The ‘Pour Taproom’ Experiment in Durham-Friend or Foe?
In most respects, Pour Taproom has much in common with the newest generation of Durham pubs. Except, of course, this Pour lets you step up to the tap and pour your own beer. Walking in, you are seemingly in the middle of a dining hall at a Little Nordic airport, with your face into a wall of beer taps and your back into a cash register. Light walnut covers the place, with low, four-person wooden stalls along the sides and taller communal tables at the middle.
Now, I know that Durham is not here in Melbourne or anywhere in Australia for that matter but, we Aussies are a beer drinking nation so this experiment will affect us here too eventually. It’s worth talking about.
For your entry to the sixty-plus beers on tap, a cashier hands you a rubber electronic bracelet, which you scan in the tap before each pour. Some nights, the bar hosts social events (such as cornhole, trivia, and circles), using the ample public space outdoors.
A bar’s soul is usually manifest in its own bodily self and the personalities of the people servicing it. However, what do you make of a pub that asks you to pour your own drink? What’s the gist of a self-service pub?
Perhaps the beer, which is great.
The Americana-meets-IKEA interior is inoffensive, multipurpose, and capable of hosting a couple of large groups or several smaller ones. But with a mixture of exposed bench chairs, wide windows, and remarkably bright interior light, Pour lacks the physical conveniences most pubs provide. Like a lot of Durham’s brand new development, Pour views itself as an open-ended, ‘do it yourself’ consumer experience. You’re not likely to make it through the majority of the beers on tap, but when meandering throughout the many dozens of choices to land on a couple of choice discoveries seems appealing, you then will have an excellent time.
Pour plays into a specific consumer dream; that an experience is authenticated by one’s perceived control over it. The actual assortment of choice might be just like that of a standard pub, but here the luxury of support is overshadowed with a direct connection between individual and alcohol.
Are there any meaningful costs for this encounter, or is it only a question of aesthetic taste?
The standard bar, placing the institution at the physical and interactional center of the consumer experience provides some different social characteristics. An individual might, for instance, sit at a counter alone without feeling ostentatious, drink and read a book without feeling vulnerable. Social groups intersect and grow or shrink, while ordering and waiting for drinks. The bartender might be a temporary friend, a begrudging counselor, or an ultra-local celebrity. To those who acknowledge and appreciate those functions, the social alienation of bar and bartender from the customer is notable and probably bothering.
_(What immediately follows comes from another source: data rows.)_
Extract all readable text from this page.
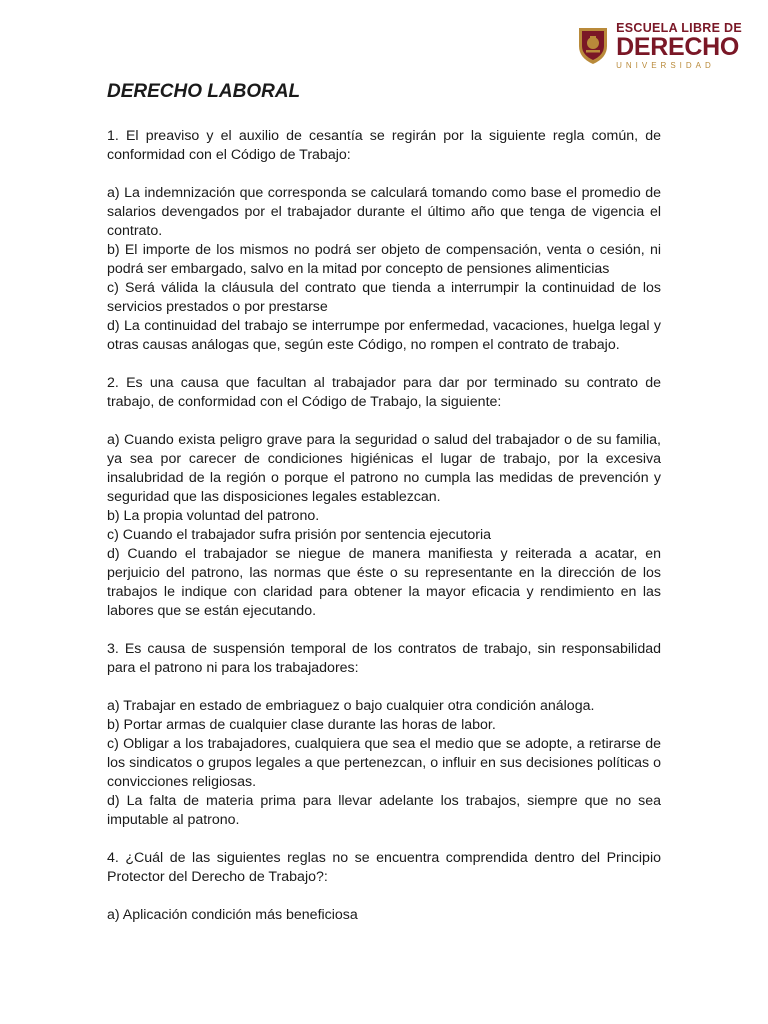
ESCUELA LIBRE DE
DERECHO
UNIVERSIDAD
DERECHO LABORAL

1. El preaviso y el auxilio de cesantía se regirán por la siguiente regla común, de conformidad con el Código de Trabajo:

a) La indemnización que corresponda se calculará tomando como base el promedio de salarios devengados por el trabajador durante el último año que tenga de vigencia el contrato.

b) El importe de los mismos no podrá ser objeto de compensación, venta o cesión, ni podrá ser embargado, salvo en la mitad por concepto de pensiones alimenticias

c) Será válida la cláusula del contrato que tienda a interrumpir la continuidad de los servicios prestados o por prestarse

d) La continuidad del trabajo se interrumpe por enfermedad, vacaciones, huelga legal y otras causas análogas que, según este Código, no rompen el contrato de trabajo.

2. Es una causa que facultan al trabajador para dar por terminado su contrato de trabajo, de conformidad con el Código de Trabajo, la siguiente:

a) Cuando exista peligro grave para la seguridad o salud del trabajador o de su familia, ya sea por carecer de condiciones higiénicas el lugar de trabajo, por la excesiva insalubridad de la región o porque el patrono no cumpla las medidas de prevención y seguridad que las disposiciones legales establezcan.

b) La propia voluntad del patrono.

c) Cuando el trabajador sufra prisión por sentencia ejecutoria

d) Cuando el trabajador se niegue de manera manifiesta y reiterada a acatar, en perjuicio del patrono, las normas que éste o su representante en la dirección de los trabajos le indique con claridad para obtener la mayor eficacia y rendimiento en las labores que se están ejecutando.

3. Es causa de suspensión temporal de los contratos de trabajo, sin responsabilidad para el patrono ni para los trabajadores:

a) Trabajar en estado de embriaguez o bajo cualquier otra condición análoga.

b) Portar armas de cualquier clase durante las horas de labor.

c) Obligar a los trabajadores, cualquiera que sea el medio que se adopte, a retirarse de los sindicatos o grupos legales a que pertenezcan, o influir en sus decisiones políticas o convicciones religiosas.

d) La falta de materia prima para llevar adelante los trabajos, siempre que no sea imputable al patrono.

4. ¿Cuál de las siguientes reglas no se encuentra comprendida dentro del Principio Protector del Derecho de Trabajo?:

a) Aplicación condición más beneficiosa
And what about the alienation of the bartender from the pub? Pour isn’t recorded as a member of the Durham Living Wage Project, and it is tough to imagine that the tip jars match hourly pay by far. We, innovative consumers, turn a blind eye on automation trends, but it’s undoubtedly odd to openly take on the job of Durham’s hospitality workers, and to consciously self-automate an easy, transactional process that has for centuries tethered individuals and courses together.
Pour might be a unique experience in a modern, however diverse Durham which aims to please every kind of customer, or it may hint at the future of social life in the city. Perhaps it’s only in the past that we went to the pub to be served a beer or two. These days, we stop in to pour ourselves a drink. We pay premium dollars to gain control of our own drinks.